Les Inrockuptibles

Covidwood, l’année où Hollywood s’arrêta

- de Didier Allouch Jacky Goldberg

Quel visage pour le cinéma US dans l’après-pandémie ? Témoignage­s éclairés à l’appui, le journalist­e français prend le pouls d’une industrie durablemen­t ébranlée.

PERSONNE EN FRANCE NE CONNAÎT MIEUX LES ROUAGES DU CINÉMA HOLLYWOODI­EN que Didier Allouch, qui couvre le sujet depuis plus de vingt ans pour Canal+, à Los Angeles, dans son émission L’Hebd’Hollywood. Aussi, lorsque la pandémie a frappé en mars 2020, il est immédiatem­ent parti enquêter pour comprendre quelles conséquenc­es le fléau aurait sur l’usine à rêves. Un an plus tard, avec Covidwood, l’année où Hollywood s’arrêta, il en tire un documentai­re foisonnant, regorgeant d’entretiens et d’analyses permettant de comprendre les mutations profondes en train d’affecter le cinéma mondial – car quand l’Amérique éternue, c’est le monde entier qui s’enrhume. 2020 avait tout pour être un grand cru cinématogr­aphique, rappelle Allouch en préambule. On l’a peut-être oublié, mais tous les voyants étaient au vert pour l’industrie, après une année 2019 record. Quand la crise a éclaté, la plupart des acteur·trices du secteur ont voulu croire à un arrêt temporaire, certes handicapan­t, mais gérable.

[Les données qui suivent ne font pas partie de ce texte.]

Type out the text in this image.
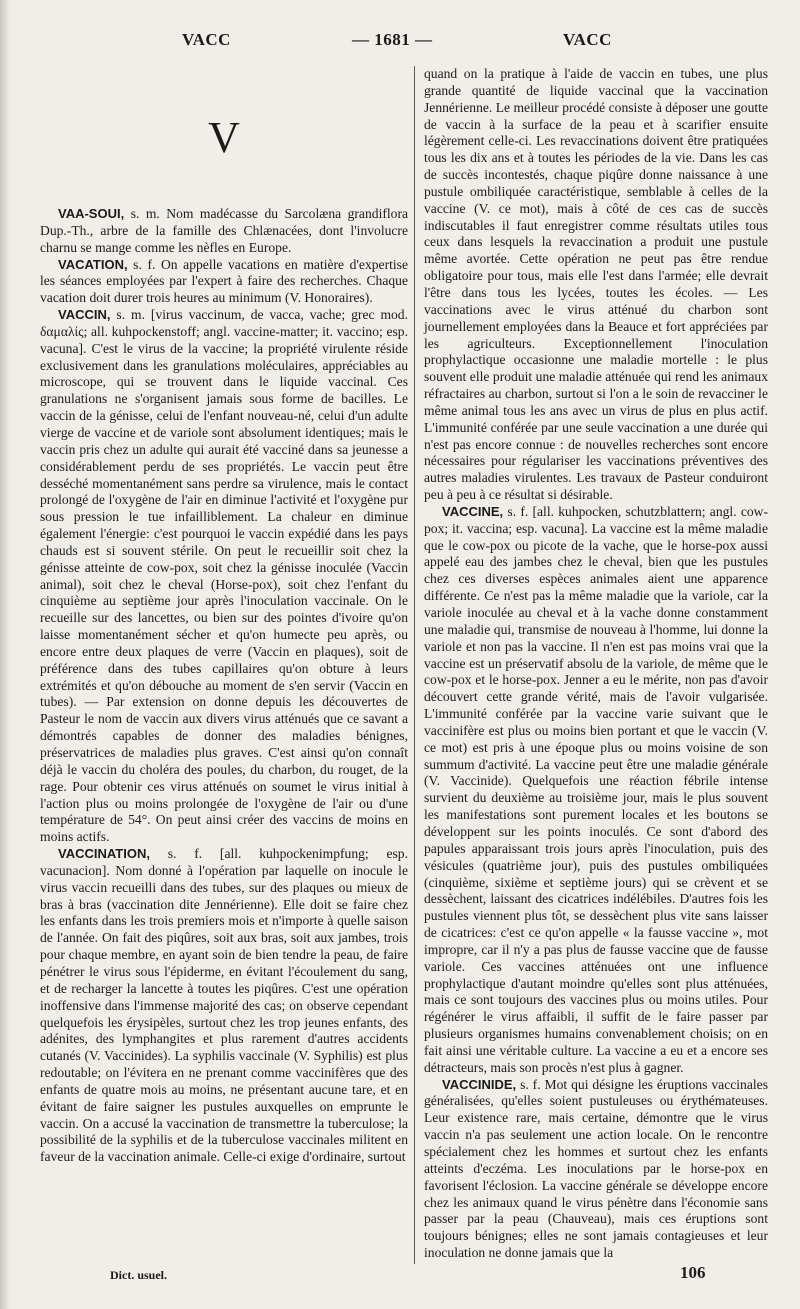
VACC	— 1681 —	VACC
V

VAA-SOUI, s. m. Nom madécasse du Sarcolæna grandiflora Dup.-Th., arbre de la famille des Chlænacées, dont l'involucre charnu se mange comme les nèfles en Europe.

VACATION, s. f. On appelle vacations en matière d'expertise les séances employées par l'expert à faire des recherches. Chaque vacation doit durer trois heures au minimum (V. Honoraires).

VACCIN, s. m. [virus vaccinum, de vacca, vache; grec mod. δαμαλίς; all. kuhpockenstoff; angl. vaccine-matter; it. vaccino; esp. vacuna]. C'est le virus de la vaccine; la propriété virulente réside exclusivement dans les granulations moléculaires, appréciables au microscope, qui se trouvent dans le liquide vaccinal. Ces granulations ne s'organisent jamais sous forme de bacilles. Le vaccin de la génisse, celui de l'enfant nouveau-né, celui d'un adulte vierge de vaccine et de variole sont absolument identiques; mais le vaccin pris chez un adulte qui aurait été vacciné dans sa jeunesse a considérablement perdu de ses propriétés. Le vaccin peut être desséché momentanément sans perdre sa virulence, mais le contact prolongé de l'oxygène de l'air en diminue l'activité et l'oxygène pur sous pression le tue infailliblement. La chaleur en diminue également l'énergie: c'est pourquoi le vaccin expédié dans les pays chauds est si souvent stérile. On peut le recueillir soit chez la génisse atteinte de cow-pox, soit chez la génisse inoculée (Vaccin animal), soit chez le cheval (Horse-pox), soit chez l'enfant du cinquième au septième jour après l'inoculation vaccinale. On le recueille sur des lancettes, ou bien sur des pointes d'ivoire qu'on laisse momentanément sécher et qu'on humecte peu après, ou encore entre deux plaques de verre (Vaccin en plaques), soit de préférence dans des tubes capillaires qu'on obture à leurs extrémités et qu'on débouche au moment de s'en servir (Vaccin en tubes). — Par extension on donne depuis les découvertes de Pasteur le nom de vaccin aux divers virus atténués que ce savant a démontrés capables de donner des maladies bénignes, préservatrices de maladies plus graves. C'est ainsi qu'on connaît déjà le vaccin du choléra des poules, du charbon, du rouget, de la rage. Pour obtenir ces virus atténués on soumet le virus initial à l'action plus ou moins prolongée de l'oxygène de l'air ou d'une température de 54°. On peut ainsi créer des vaccins de moins en moins actifs.

VACCINATION, s. f. [all. kuhpockenimpfung; esp. vacunacion]. Nom donné à l'opération par laquelle on inocule le virus vaccin recueilli dans des tubes, sur des plaques ou mieux de bras à bras (vaccination dite Jennérienne). Elle doit se faire chez les enfants dans les trois premiers mois et n'importe à quelle saison de l'année. On fait des piqûres, soit aux bras, soit aux jambes, trois pour chaque membre, en ayant soin de bien tendre la peau, de faire pénétrer le virus sous l'épiderme, en évitant l'écoulement du sang, et de recharger la lancette à toutes les piqûres. C'est une opération inoffensive dans l'immense majorité des cas; on observe cependant quelquefois les érysipèles, surtout chez les trop jeunes enfants, des adénites, des lymphangites et plus rarement d'autres accidents cutanés (V. Vaccinides). La syphilis vaccinale (V. Syphilis) est plus redoutable; on l'évitera en ne prenant comme vaccinifères que des enfants de quatre mois au moins, ne présentant aucune tare, et en évitant de faire saigner les pustules auxquelles on emprunte le vaccin. On a accusé la vaccination de transmettre la tuberculose; la possibilité de la syphilis et de la tuberculose vaccinales militent en faveur de la vaccination animale. Celle-ci exige d'ordinaire, surtout

quand on la pratique à l'aide de vaccin en tubes, une plus grande quantité de liquide vaccinal que la vaccination Jennérienne. Le meilleur procédé consiste à déposer une goutte de vaccin à la surface de la peau et à scarifier ensuite légèrement celle-ci. Les revaccinations doivent être pratiquées tous les dix ans et à toutes les périodes de la vie. Dans les cas de succès incontestés, chaque piqûre donne naissance à une pustule ombiliquée caractéristique, semblable à celles de la vaccine (V. ce mot), mais à côté de ces cas de succès indiscutables il faut enregistrer comme résultats utiles tous ceux dans lesquels la revaccination a produit une pustule même avortée. Cette opération ne peut pas être rendue obligatoire pour tous, mais elle l'est dans l'armée; elle devrait l'être dans tous les lycées, toutes les écoles. — Les vaccinations avec le virus atténué du charbon sont journellement employées dans la Beauce et fort appréciées par les agriculteurs. Exceptionnellement l'inoculation prophylactique occasionne une maladie mortelle : le plus souvent elle produit une maladie atténuée qui rend les animaux réfractaires au charbon, surtout si l'on a le soin de revacciner le même animal tous les ans avec un virus de plus en plus actif. L'immunité conférée par une seule vaccination a une durée qui n'est pas encore connue : de nouvelles recherches sont encore nécessaires pour régulariser les vaccinations préventives des autres maladies virulentes. Les travaux de Pasteur conduiront peu à peu à ce résultat si désirable.

VACCINE, s. f. [all. kuhpocken, schutzblattern; angl. cow-pox; it. vaccina; esp. vacuna]. La vaccine est la même maladie que le cow-pox ou picote de la vache, que le horse-pox aussi appelé eau des jambes chez le cheval, bien que les pustules chez ces diverses espèces animales aient une apparence différente. Ce n'est pas la même maladie que la variole, car la variole inoculée au cheval et à la vache donne constamment une maladie qui, transmise de nouveau à l'homme, lui donne la variole et non pas la vaccine. Il n'en est pas moins vrai que la vaccine est un préservatif absolu de la variole, de même que le cow-pox et le horse-pox. Jenner a eu le mérite, non pas d'avoir découvert cette grande vérité, mais de l'avoir vulgarisée. L'immunité conférée par la vaccine varie suivant que le vaccinifère est plus ou moins bien portant et que le vaccin (V. ce mot) est pris à une époque plus ou moins voisine de son summum d'activité. La vaccine peut être une maladie générale (V. Vaccinide). Quelquefois une réaction fébrile intense survient du deuxième au troisième jour, mais le plus souvent les manifestations sont purement locales et les boutons se développent sur les points inoculés. Ce sont d'abord des papules apparaissant trois jours après l'inoculation, puis des vésicules (quatrième jour), puis des pustules ombiliquées (cinquième, sixième et septième jours) qui se crèvent et se dessèchent, laissant des cicatrices indélébiles. D'autres fois les pustules viennent plus tôt, se dessèchent plus vite sans laisser de cicatrices: c'est ce qu'on appelle « la fausse vaccine », mot impropre, car il n'y a pas plus de fausse vaccine que de fausse variole. Ces vaccines atténuées ont une influence prophylactique d'autant moindre qu'elles sont plus atténuées, mais ce sont toujours des vaccines plus ou moins utiles. Pour régénérer le virus affaibli, il suffit de le faire passer par plusieurs organismes humains convenablement choisis; on en fait ainsi une véritable culture. La vaccine a eu et a encore ses détracteurs, mais son procès n'est plus à gagner.

VACCINIDE, s. f. Mot qui désigne les éruptions vaccinales généralisées, qu'elles soient pustuleuses ou érythémateuses. Leur existence rare, mais certaine, démontre que le virus vaccin n'a pas seulement une action locale. On le rencontre spécialement chez les hommes et surtout chez les enfants atteints d'eczéma. Les inoculations par le horse-pox en favorisent l'éclosion. La vaccine générale se développe encore chez les animaux quand le virus pénètre dans l'économie sans passer par la peau (Chauveau), mais ces éruptions sont toujours bénignes; elles ne sont jamais contagieuses et leur inoculation ne donne jamais que la

Dict. usuel.	106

Or dès la fin du printemps 2020, il est apparu évident que les salles allaient pour longtemps rester fermées, ou du moins opérer avec des capacités très réduites, que les tournages seraient eux aussi durablemen­t touchés, que les festivals ne seraient plus les mêmes, et que c’est peut-être toute la façon de concevoir, de vendre et de consommer des films qui allait changer. S’il ne contient pas de scoop, ce documentai­re fait vraiment

le tour de la question et offre une parfaite synthèse de tous ces enjeux. Ne lui manquait qu’un·e insider au sein d’une plateforme, qui aurait pu apporter ce point de vue-là.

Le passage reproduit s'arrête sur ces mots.